In Praise of the Nativity of Our Lord
Chant: Troparion of the Nativity [00:58]
Anonymous: Kontakion of the Nativity [02:16]
D HRISTOV: O Gladsome Radiance (Svete tihii) [02:48]
Kiril POPOV (b.1955) Exaltation for the Nativity, for bass & chorus [02:36]
A GRECHANINOV: Voskliknitye Gospodyevi (Make A Joyful Noise) [03:15]
I KOCHETOV: Christ is Born - Obikhod (1st song), small litany [2:11]
Great Prokeimenon, Mode 8 [02:24]
D BORTNYANSKY: Sacred Concerto No. 6 (‘Glory to God in the highest’) (Slava vo vishnikh Bogu) [05:28]
Chant: As Many as Have Been Baptized [05:38]
Kiril POPOV: Iz Kanon za Rozhdestvo Hristovo (from Canon for the Nativity), chant [01:50]
Chant: Anti axion esti, sung at the Nativity [03:15]
Anonymous: Exapostilaria of the Nativity [01:25]
Kiril POPOV: In Praise of the Nativity [5:01]
D HRISTOV: The Birth of Christ [02:03]
Franz Xaver GRUBER: Stille Nacht, heilige Nacht (Silent Night) [03:15]
Traditional: A New Joy Has Come, carol from Strandja [02:35]

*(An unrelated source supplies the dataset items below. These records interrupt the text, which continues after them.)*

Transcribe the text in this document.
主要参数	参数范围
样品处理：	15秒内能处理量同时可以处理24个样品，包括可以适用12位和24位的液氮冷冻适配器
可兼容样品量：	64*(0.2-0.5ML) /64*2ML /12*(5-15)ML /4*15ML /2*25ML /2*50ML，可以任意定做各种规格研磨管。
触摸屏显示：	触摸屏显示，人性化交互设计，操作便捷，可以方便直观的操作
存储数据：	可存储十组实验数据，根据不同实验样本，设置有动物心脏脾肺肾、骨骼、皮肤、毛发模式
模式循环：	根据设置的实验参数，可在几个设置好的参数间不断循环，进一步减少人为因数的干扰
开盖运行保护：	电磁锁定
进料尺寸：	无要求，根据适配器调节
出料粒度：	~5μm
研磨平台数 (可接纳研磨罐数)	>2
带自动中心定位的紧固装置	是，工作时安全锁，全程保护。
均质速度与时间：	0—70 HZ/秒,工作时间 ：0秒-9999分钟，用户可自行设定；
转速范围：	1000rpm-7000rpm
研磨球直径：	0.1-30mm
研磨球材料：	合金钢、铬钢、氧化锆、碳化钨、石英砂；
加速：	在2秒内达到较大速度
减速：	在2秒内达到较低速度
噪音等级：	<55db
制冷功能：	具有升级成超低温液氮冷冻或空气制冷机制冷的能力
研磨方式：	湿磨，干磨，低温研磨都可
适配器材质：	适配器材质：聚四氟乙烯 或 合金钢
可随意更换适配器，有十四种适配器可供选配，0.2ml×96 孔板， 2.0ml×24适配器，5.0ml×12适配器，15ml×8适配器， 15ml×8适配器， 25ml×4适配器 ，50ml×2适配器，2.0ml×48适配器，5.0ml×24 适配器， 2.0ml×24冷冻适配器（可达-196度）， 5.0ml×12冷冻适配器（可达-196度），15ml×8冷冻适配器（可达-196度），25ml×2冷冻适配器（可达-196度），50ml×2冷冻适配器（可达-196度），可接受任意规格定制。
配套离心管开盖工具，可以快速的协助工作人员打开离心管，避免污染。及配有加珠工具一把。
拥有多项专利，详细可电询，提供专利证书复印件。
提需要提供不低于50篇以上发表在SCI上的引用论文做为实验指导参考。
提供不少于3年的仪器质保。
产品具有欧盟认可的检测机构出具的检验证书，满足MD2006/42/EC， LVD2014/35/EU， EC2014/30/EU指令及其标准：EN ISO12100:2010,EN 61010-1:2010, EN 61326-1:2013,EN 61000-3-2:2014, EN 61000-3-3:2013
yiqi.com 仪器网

Traditional: Good Evening [2:16]
D HRISTOV: Christmas Bread [0:50]
Traditional: Christmas visitors [1:06]
A BUKORESHTLIEV: Christmas Carolers 01:36]

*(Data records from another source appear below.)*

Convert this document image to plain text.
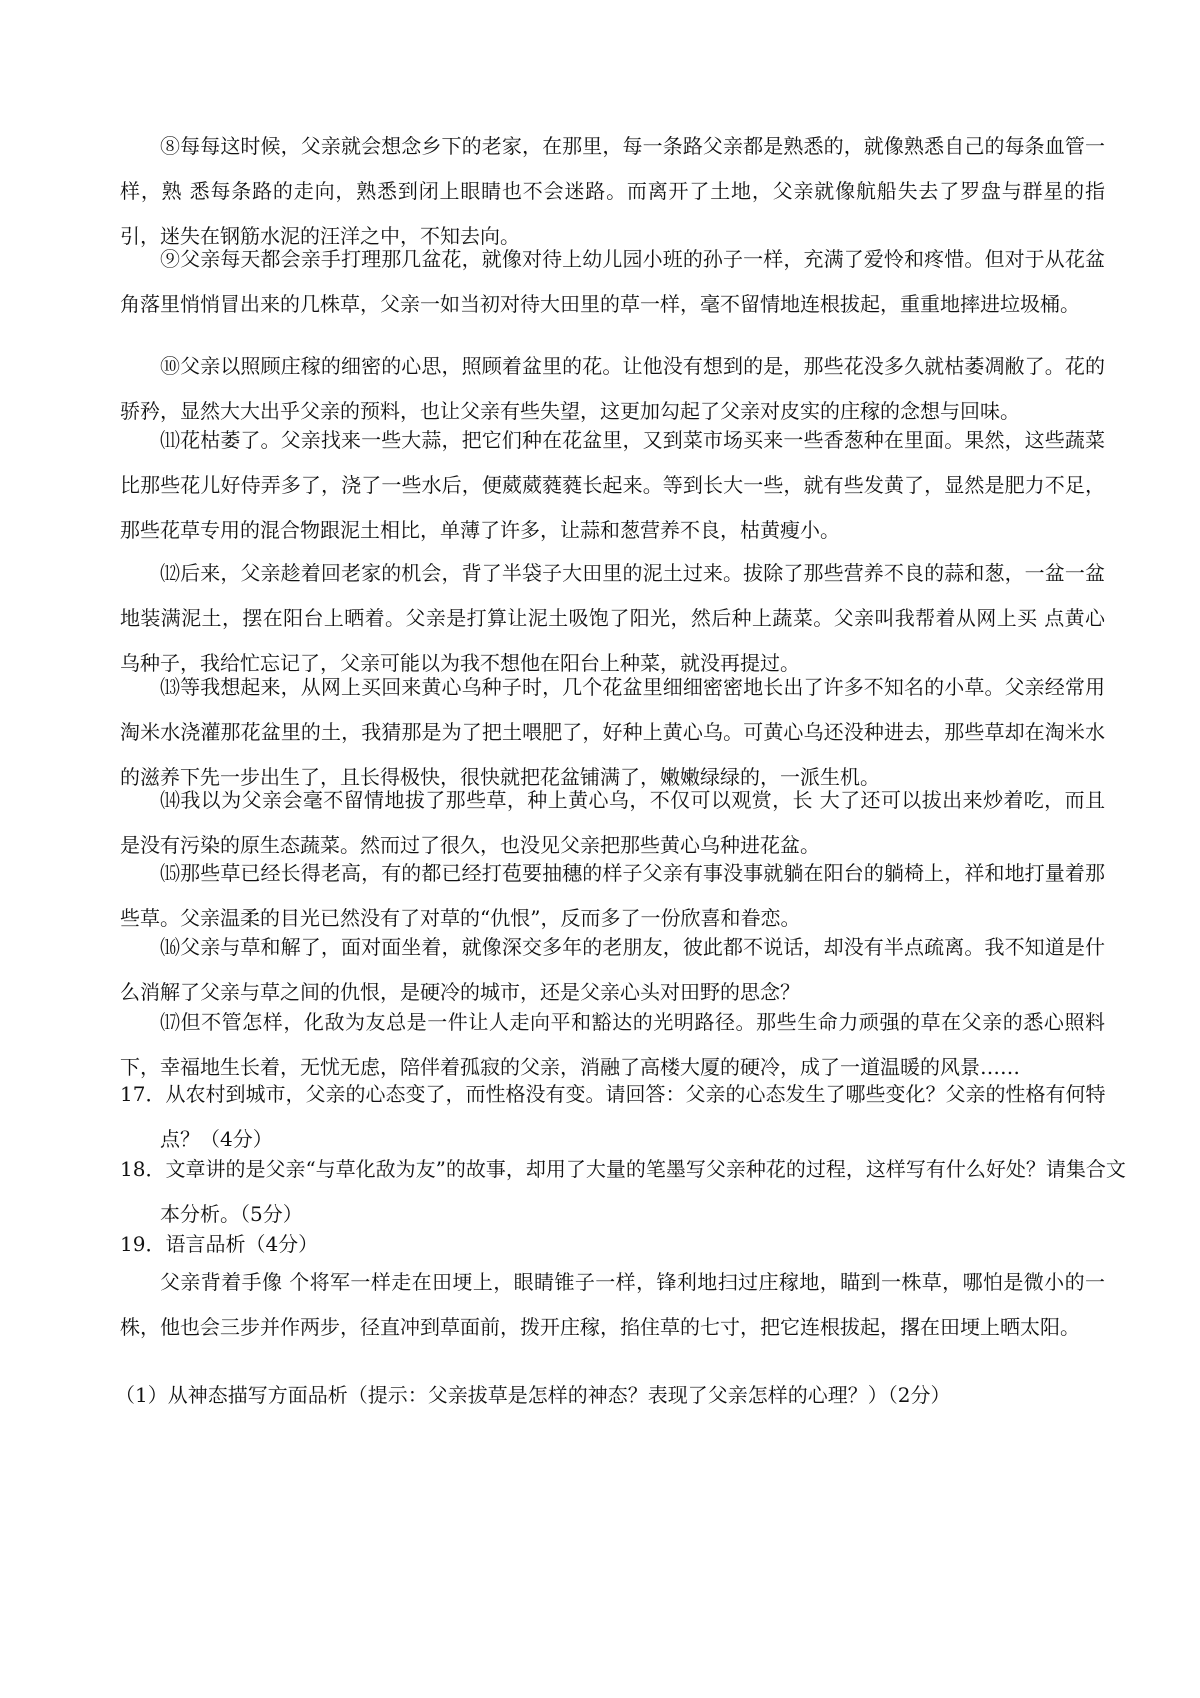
⑧每每这时候，父亲就会想念乡下的老家，在那里，每一条路父亲都是熟悉的，就像熟悉自己的每条血管一样，熟 悉每条路的走向，熟悉到闭上眼睛也不会迷路。而离开了土地，父亲就像航船失去了罗盘与群星的指引，迷失在钢筋水泥的汪洋之中，不知去向。

⑨父亲每天都会亲手打理那几盆花，就像对待上幼儿园小班的孙子一样，充满了爱怜和疼惜。但对于从花盆角落里悄悄冒出来的几株草，父亲一如当初对待大田里的草一样，毫不留情地连根拔起，重重地摔进垃圾桶。

⑩父亲以照顾庄稼的细密的心思，照顾着盆里的花。让他没有想到的是，那些花没多久就枯萎凋敝了。花的骄矜，显然大大出乎父亲的预料，也让父亲有些失望，这更加勾起了父亲对皮实的庄稼的念想与回味。

⑾花枯萎了。父亲找来一些大蒜，把它们种在花盆里，又到菜市场买来一些香葱种在里面。果然，这些蔬菜比那些花儿好侍弄多了，浇了一些水后，便葳葳蕤蕤长起来。等到长大一些，就有些发黄了，显然是肥力不足，那些花草专用的混合物跟泥土相比，单薄了许多，让蒜和葱营养不良，枯黄瘦小。

⑿后来，父亲趁着回老家的机会，背了半袋子大田里的泥土过来。拔除了那些营养不良的蒜和葱，一盆一盆地装满泥土，摆在阳台上晒着。父亲是打算让泥土吸饱了阳光，然后种上蔬菜。父亲叫我帮着从网上买 点黄心乌种子，我给忙忘记了，父亲可能以为我不想他在阳台上种菜，就没再提过。

⒀等我想起来，从网上买回来黄心乌种子时，几个花盆里细细密密地长出了许多不知名的小草。父亲经常用淘米水浇灌那花盆里的土，我猜那是为了把土喂肥了，好种上黄心乌。可黄心乌还没种进去，那些草却在淘米水的滋养下先一步出生了，且长得极快，很快就把花盆铺满了，嫩嫩绿绿的，一派生机。

⒁我以为父亲会毫不留情地拔了那些草，种上黄心乌，不仅可以观赏，长 大了还可以拔出来炒着吃，而且是没有污染的原生态蔬菜。然而过了很久，也没见父亲把那些黄心乌种进花盆。

⒂那些草已经长得老高，有的都已经打苞要抽穗的样子父亲有事没事就躺在阳台的躺椅上，祥和地打量着那些草。父亲温柔的目光已然没有了对草的“仇恨”，反而多了一份欣喜和眷恋。

⒃父亲与草和解了，面对面坐着，就像深交多年的老朋友，彼此都不说话，却没有半点疏离。我不知道是什么消解了父亲与草之间的仇恨，是硬冷的城市，还是父亲心头对田野的思念？

⒄但不管怎样，化敌为友总是一件让人走向平和豁达的光明路径。那些生命力顽强的草在父亲的悉心照料下，幸福地生长着，无忧无虑，陪伴着孤寂的父亲，消融了高楼大厦的硬冷，成了一道温暖的风景……

17．从农村到城市，父亲的心态变了，而性格没有变。请回答：父亲的心态发生了哪些变化？父亲的性格有何特点？（4分）

18．文章讲的是父亲“与草化敌为友”的故事，却用了大量的笔墨写父亲种花的过程，这样写有什么好处？请集合文本分析。（5分）

19．语言品析（4分）

父亲背着手像 个将军一样走在田埂上，眼睛锥子一样，锋利地扫过庄稼地，瞄到一株草，哪怕是微小的一株，他也会三步并作两步，径直冲到草面前，拨开庄稼，掐住草的七寸，把它连根拔起，撂在田埂上晒太阳。

（1）从神态描写方面品析（提示：父亲拔草是怎样的神态？表现了父亲怎样的心理？）（2分）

D BORTNYANSKY: Many Years [2:01]
Bells [1:07]
Men’s Voices of Sveta Nedelya Cathedral Choir, Sofia/Kiril Popov - rec. 2000. DDD
GEGA NEW GD108 [56:52] - from Passionato.com (mp3)

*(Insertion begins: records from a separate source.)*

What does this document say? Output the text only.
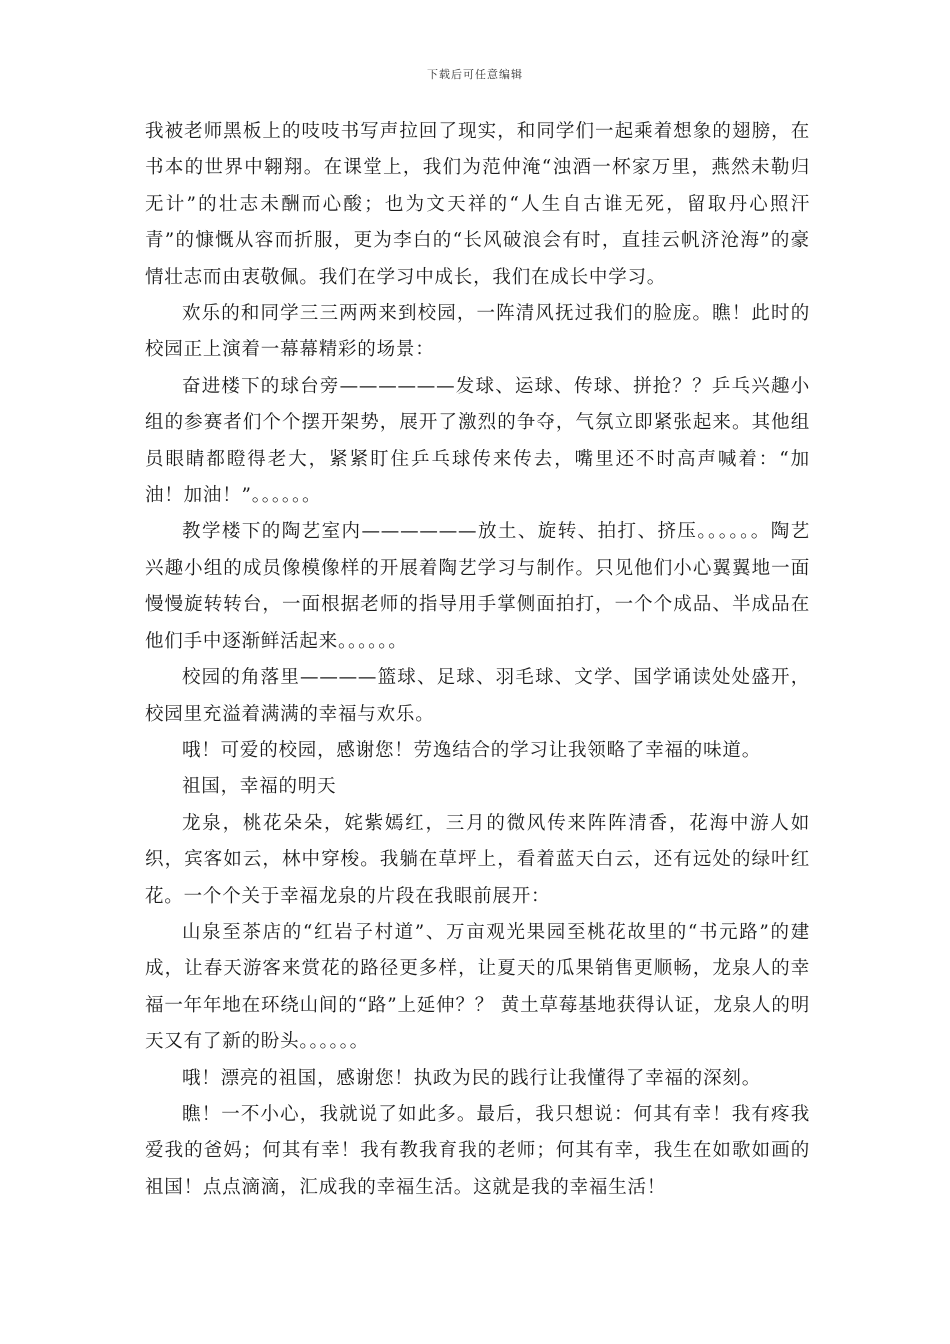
下载后可任意编辑

我被老师黑板上的吱吱书写声拉回了现实，和同学们一起乘着想象的翅膀，在书本的世界中翱翔。在课堂上，我们为范仲淹“浊酒一杯家万里，燕然未勒归无计”的壮志未酬而心酸；也为文天祥的“人生自古谁无死，留取丹心照汗青”的慷慨从容而折服，更为李白的“长风破浪会有时，直挂云帆济沧海”的豪情壮志而由衷敬佩。我们在学习中成长，我们在成长中学习。

欢乐的和同学三三两两来到校园，一阵清风抚过我们的脸庞。瞧！此时的校园正上演着一幕幕精彩的场景：

奋进楼下的球台旁——————发球、运球、传球、拼抢？？乒乓兴趣小组的参赛者们个个摆开架势，展开了激烈的争夺，气氛立即紧张起来。其他组员眼睛都瞪得老大，紧紧盯住乒乓球传来传去，嘴里还不时高声喊着：“加油！加油！”。。。。。。

教学楼下的陶艺室内——————放土、旋转、拍打、挤压。。。。。。陶艺兴趣小组的成员像模像样的开展着陶艺学习与制作。只见他们小心翼翼地一面慢慢旋转转台，一面根据老师的指导用手掌侧面拍打，一个个成品、半成品在他们手中逐渐鲜活起来。。。。。。

校园的角落里————篮球、足球、羽毛球、文学、国学诵读处处盛开，校园里充溢着满满的幸福与欢乐。

哦！可爱的校园，感谢您！劳逸结合的学习让我领略了幸福的味道。

祖国，幸福的明天

龙泉，桃花朵朵，姹紫嫣红，三月的微风传来阵阵清香，花海中游人如织，宾客如云，林中穿梭。我躺在草坪上，看着蓝天白云，还有远处的绿叶红花。一个个关于幸福龙泉的片段在我眼前展开：

山泉至茶店的“红岩子村道”、万亩观光果园至桃花故里的“书元路”的建成，让春天游客来赏花的路径更多样，让夏天的瓜果销售更顺畅，龙泉人的幸福一年年地在环绕山间的“路”上延伸？？ 黄土草莓基地获得认证，龙泉人的明天又有了新的盼头。。。。。。

哦！漂亮的祖国，感谢您！执政为民的践行让我懂得了幸福的深刻。

瞧！一不小心，我就说了如此多。最后，我只想说：何其有幸！我有疼我爱我的爸妈；何其有幸！我有教我育我的老师；何其有幸，我生在如歌如画的祖国！点点滴滴，汇成我的幸福生活。这就是我的幸福生活！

And, finally, for something different. Some knowledge of Greek and Old Church Slavonic would help, but it’s not essential for enjoyment of this recording of Russian Orthodox music for the Nativity (January 6th.) with full-voiced singing and good recording. The interpolation of Stille Nacht (in Russian, Emglish and German) sounds decidedly out of context, but otherwise this is a most recommendable download, at a snip of a price (£5.99), encouraging me to try to find other recordings of Russian and Bulgarian Orthodox music on this label.